Eh oui, vous avez bien raison ! Le temps est une des grandes productions humaines qui se confond tant avec son créateur que ce dernier en arrive à douter, à nier en ce rapport tant nous sommes aliénés à lui.
Mais s’en désalièner ne serait-il pas conquérir une grande liberté source d’un vertige insupportable ?
Mais quelles chaînes préfèreriez-vous à ce vertige?
merci pour cette agréable lecture ce que je retiens et qui me convient:Le temps, c’est le temps de l’homme, et l’homme, au moins par sa pensée, produit tout le temps. De ces créations perpétuelles résulte ce fait global que le temps est producteur en lui-même….

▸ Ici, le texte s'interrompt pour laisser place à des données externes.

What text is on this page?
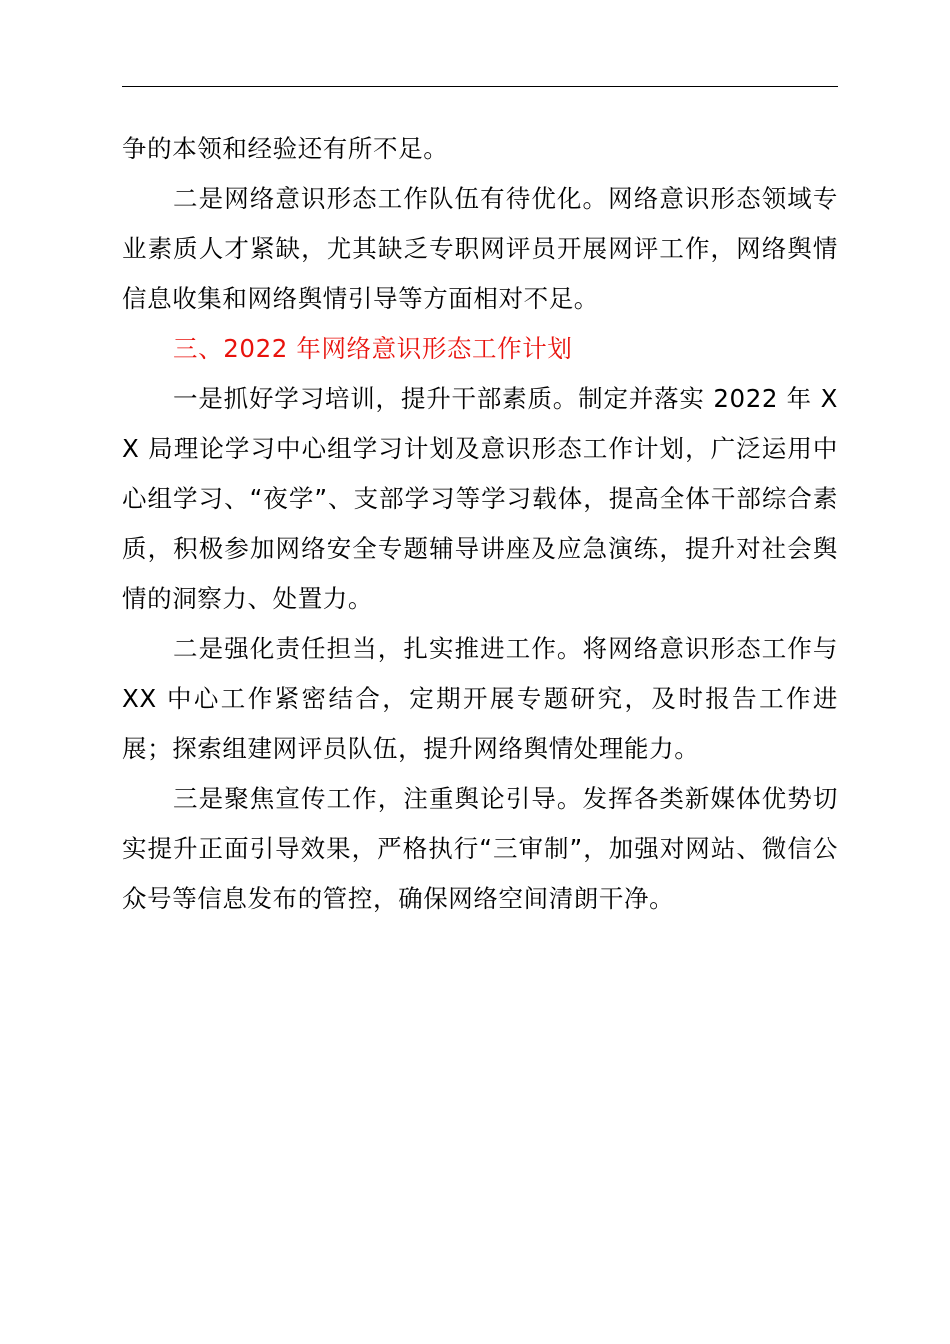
争的本领和经验还有所不足。

二是网络意识形态工作队伍有待优化。网络意识形态领域专业素质人才紧缺，尤其缺乏专职网评员开展网评工作，网络舆情信息收集和网络舆情引导等方面相对不足。

三、2022 年网络意识形态工作计划

一是抓好学习培训，提升干部素质。制定并落实 2022 年 XX 局理论学习中心组学习计划及意识形态工作计划，广泛运用中心组学习、“夜学”、支部学习等学习载体，提高全体干部综合素质，积极参加网络安全专题辅导讲座及应急演练，提升对社会舆情的洞察力、处置力。

二是强化责任担当，扎实推进工作。将网络意识形态工作与 XX 中心工作紧密结合，定期开展专题研究，及时报告工作进展；探索组建网评员队伍，提升网络舆情处理能力。

三是聚焦宣传工作，注重舆论引导。发挥各类新媒体优势切实提升正面引导效果，严格执行“三审制”，加强对网站、微信公众号等信息发布的管控，确保网络空间清朗干净。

Ensuite tuer le temps c’est tuer la vie et chaque seconde de ma vie a son importance je ne passe pas à côté du temps je le savoure puisque je suis vivante.
bon temps, donc
de création…
sourire et merci.La création est en nous mais je ne me sens pas apte à faire de belles créations .je m’amuse tout simplement et je laisse les mots,les pensées non analysés ..A l’état brut un peu comme le Douanier Rousseau avec sa peinture ..libre est vive est ma pensée..Si elle plait tant mieux et si ce n’est pas le cas je me serai fait plaisir.Bonne fin de soirée:)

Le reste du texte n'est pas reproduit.